La conduite des Chinois à cet égard me parait excellente. Des philosophes sont ministres du prince, et les provinces sont couvertes de pagodes et de dieux : on n'use jamais de rigueur envers ceux qui les adorent ; mais lorsqu'un dieu n'a pas exaucé les vœux des peuples et qu'ils en sont mécontens au point de se permettre quelque doute sur sa divinité, les mandarins saisissent ce moment pour abolir une superstition, ils brisent le dieu et renversent le temple.

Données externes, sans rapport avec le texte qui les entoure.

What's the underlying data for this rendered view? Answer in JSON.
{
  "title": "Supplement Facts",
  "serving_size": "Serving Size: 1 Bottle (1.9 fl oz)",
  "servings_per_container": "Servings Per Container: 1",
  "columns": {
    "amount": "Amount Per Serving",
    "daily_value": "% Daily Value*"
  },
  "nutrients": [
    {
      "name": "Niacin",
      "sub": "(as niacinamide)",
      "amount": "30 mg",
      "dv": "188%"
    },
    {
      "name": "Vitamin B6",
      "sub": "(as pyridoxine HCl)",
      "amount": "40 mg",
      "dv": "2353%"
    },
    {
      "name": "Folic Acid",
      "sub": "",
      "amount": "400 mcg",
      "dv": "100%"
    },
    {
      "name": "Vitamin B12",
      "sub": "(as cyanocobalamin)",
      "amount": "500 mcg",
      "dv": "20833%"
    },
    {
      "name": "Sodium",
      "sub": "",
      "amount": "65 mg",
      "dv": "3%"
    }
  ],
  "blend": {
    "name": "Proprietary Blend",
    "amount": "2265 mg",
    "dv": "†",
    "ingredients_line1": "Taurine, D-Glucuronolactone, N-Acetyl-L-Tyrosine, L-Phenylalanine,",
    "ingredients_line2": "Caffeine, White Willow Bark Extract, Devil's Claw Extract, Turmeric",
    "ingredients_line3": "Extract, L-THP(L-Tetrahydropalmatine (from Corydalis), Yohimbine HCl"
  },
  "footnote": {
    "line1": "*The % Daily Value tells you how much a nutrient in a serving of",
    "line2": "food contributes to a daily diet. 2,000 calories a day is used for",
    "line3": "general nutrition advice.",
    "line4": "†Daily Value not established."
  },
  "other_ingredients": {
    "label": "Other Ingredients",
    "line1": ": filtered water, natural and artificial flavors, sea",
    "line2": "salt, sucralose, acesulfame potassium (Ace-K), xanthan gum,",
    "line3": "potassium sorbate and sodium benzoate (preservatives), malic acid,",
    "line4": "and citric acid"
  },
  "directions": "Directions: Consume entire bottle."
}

L'éducation des enfants sera pour le législateur un moyen efficace pour attacher les peuples à la patrie, pour leur inspirer l'esprit de communauté, l'humanité, la bienveillance, les vertus publiques, les vertus privées, l'amour de l'honnête, les passions utiles à l'état, enfin pour leur donner, pour leur conserver la sorte de caractère, de génie qui convient à la nation. Par-tout où le législateur a eu soin que l'éducation fût propre à inspirer à son peuple le caractère qu'il devait avoir, ce caractère a eu de l'énergie et a duré longtemps. Dans l'espace de 500 ans il ne s'est presque pas fait de changement dans les mœurs étonnantes de Lacédémone. Chez les anciens Perses l'éducation leur faisait aimer la monarchie et leurs lois ; c'est surtout à l'éducation que les Chinois doivent l'immutabilité de leurs mœurs ; les Romains furent longtemps à n'apprendre à leurs enfants que l'Agriculture, la science militaire et les lois de leur pays ; ils ne leur inspiraient que l'amour de la frugalité, de la gloire et de la patrie ; ils ne donnaient à leurs enfants que leurs connaissances et leurs passions. Il y a dans la patrie différents ordres, différentes classes ; il y a des vertus et des connaissances qui doivent être communes à tous les ordres, à toutes les classes ; il y a des vertus et des connaissances qui sont plus propres à certains états, et le législateur doit faire veiller à ces détails importants. C'est surtout aux princes et aux hommes qui doivent tenir un jour dans leurs mains la balance de nos destinées, que l'éducation doit apprendre à gouverner une nation de la manière dont elle veut et dont elle doit l'être. En Suède le roi n'est pas le maître de l'éducation de son fils ; il n'y a pas longtemps qu'à l'assemblée des états de ce royaume un sénateur dit au gouverneur de l'héritier de la couronne : Conduisez le prince dans la cabane de l'indigence laborieuse : faites-lui voir de près les malheureux, et apprenez-lui que ce n'est pas pour servir aux caprices d'une douzaine de souverains que les peuples de l'Europe sont faits.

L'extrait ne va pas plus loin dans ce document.